Estimates of the hotspot intensity (λ) for Africans, Europeans, and East Asians. Estimates of the population recombination rate (ρ) for each population as well as the posterior probabilities of λ>1 and λ>10 are also reported in the key.

Figure 5

Geographical distribution of the neck-region repeat variation in CD209 (A) and CD209L (B). Population codes are (1) Algerians; (2) Mandenka; (3) Yoruba; (4) Biaka Pygmies; (5) Northeastern Bantu from Kenya; (6) Mbuti Pygmies; (7) San; (8) South African Bantu southeastern/southwestern; (9) French and Basque from France; (10) Italian composite from Bergamo, Tuscany, and Sardinia; (11) Orcadian; (12) Russians; (13) Adygei; (14) Middle Eastern composite sample of Druze, Palestinian, and Bedouin; (15) Yakut; (16) Pakistani composite sample; (17) Chinese composite sample; (18) Japanese; (19) Cambodian; (20) Papuan; (21) Melanesian; (22) Pima; (23) Maya; (24) Piapoco and Curripaco; (25) Surui; and (26) Karitiana.
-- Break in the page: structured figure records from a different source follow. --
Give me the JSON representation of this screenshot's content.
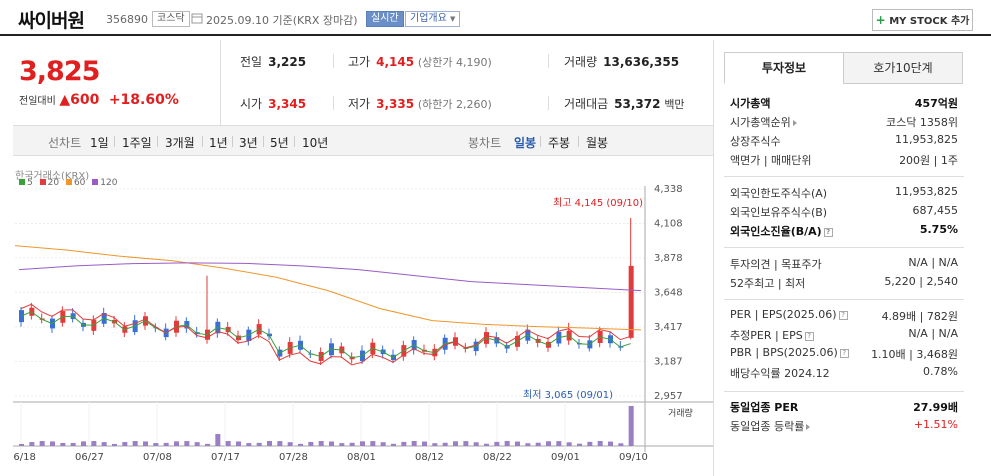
{
  "header": {
    "name": "싸이버원",
    "code": "356890",
    "market": "코스닥",
    "as_of": "2025.09.10  기준(KRX 장마감)",
    "realtime_label": "실시간",
    "overview_label": "기업개요",
    "mystock_label": "MY STOCK 추가"
  },
  "price": {
    "current": "3,825",
    "change_label": "전일대비",
    "change_value": "600",
    "change_pct": "+18.60%"
  },
  "stats": {
    "prev_label": "전일",
    "prev": "3,225",
    "high_label": "고가",
    "high": "4,145",
    "upper_limit": "(상한가 4,190)",
    "volume_label": "거래량",
    "volume": "13,636,355",
    "open_label": "시가",
    "open": "3,345",
    "low_label": "저가",
    "low": "3,335",
    "lower_limit": "(하한가 2,260)",
    "amount_label": "거래대금",
    "amount": "53,372",
    "amount_unit": "백만"
  },
  "periods": {
    "line_label": "선차트",
    "line_items": [
      "1일",
      "1주일",
      "3개월",
      "1년",
      "3년",
      "5년",
      "10년"
    ],
    "candle_label": "봉차트",
    "candle_items": [
      "일봉",
      "주봉",
      "월봉"
    ],
    "active": "일봉"
  },
  "chart": {
    "exchange": "한국거래소(KRX)",
    "legend": [
      {
        "label": "5",
        "color": "#3aa03a"
      },
      {
        "label": "20",
        "color": "#e23b3b"
      },
      {
        "label": "60",
        "color": "#f0962a"
      },
      {
        "label": "120",
        "color": "#9a5bc9"
      }
    ],
    "high_annotation": "최고 4,145 (09/10)",
    "low_annotation": "최저 3,065 (09/01)",
    "volume_label": "거래량"
  },
  "chart_data": {
    "type": "candlestick",
    "ylim": [
      2957,
      4338
    ],
    "yticks": [
      4338,
      4108,
      3878,
      3648,
      3417,
      3187,
      2957
    ],
    "xticks": [
      "06/18",
      "06/27",
      "07/08",
      "07/17",
      "07/28",
      "08/01",
      "08/12",
      "08/22",
      "09/01",
      "09/10"
    ],
    "ma60_samples": [
      3960,
      3930,
      3890,
      3860,
      3810,
      3750,
      3660,
      3540,
      3460,
      3435,
      3420,
      3410,
      3398
    ],
    "ma120_samples": [
      3800,
      3825,
      3840,
      3845,
      3842,
      3825,
      3800,
      3760,
      3720,
      3700,
      3680,
      3660
    ],
    "last_candle": {
      "open": 3345,
      "high": 4145,
      "low": 3335,
      "close": 3825
    }
  },
  "right": {
    "tabs": [
      "투자정보",
      "호가10단계"
    ],
    "rows": [
      {
        "label": "시가총액",
        "value": "457억원",
        "bold": true
      },
      {
        "label": "시가총액순위",
        "value": "코스닥 1358위"
      },
      {
        "label": "상장주식수",
        "value": "11,953,825"
      },
      {
        "label": "액면가 | 매매단위",
        "value": "200원 | 1주"
      },
      {
        "label": "외국인한도주식수(A)",
        "value": "11,953,825"
      },
      {
        "label": "외국인보유주식수(B)",
        "value": "687,455"
      },
      {
        "label": "외국인소진율(B/A)",
        "value": "5.75%",
        "bold": true
      },
      {
        "label": "투자의견 | 목표주가",
        "value": "N/A | N/A"
      },
      {
        "label": "52주최고 | 최저",
        "value": "5,220 | 2,540"
      },
      {
        "label": "PER | EPS(2025.06)",
        "value": "4.89배 | 782원"
      },
      {
        "label": "추정PER | EPS",
        "value": "N/A | N/A"
      },
      {
        "label": "PBR | BPS(2025.06)",
        "value": "1.10배 | 3,468원"
      },
      {
        "label": "배당수익률 2024.12",
        "value": "0.78%"
      },
      {
        "label": "동일업종 PER",
        "value": "27.99배",
        "bold": true
      },
      {
        "label": "동일업종 등락률",
        "value": "+1.51%",
        "red": true
      }
    ]
  }
}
For populations 16 and 17, we have pooled the different Pakistani and Chinese individual populations, respectively. For population details of these two composite groups, see the HGDP-CEPH Web site.

Figure 6

CD209 estimated gene tree. Time scale is in MYA. Mutations are represented as black dots and are named for their physical position along CD209. For branches with multiple mutations, order in time is arbitrary. Lineage absolute frequencies in Africa, Europe, and East Asia are reported.

Figure 7

Coalescent-based simulations (2×10⁴) of the expected T_MRCA distribution of CD209.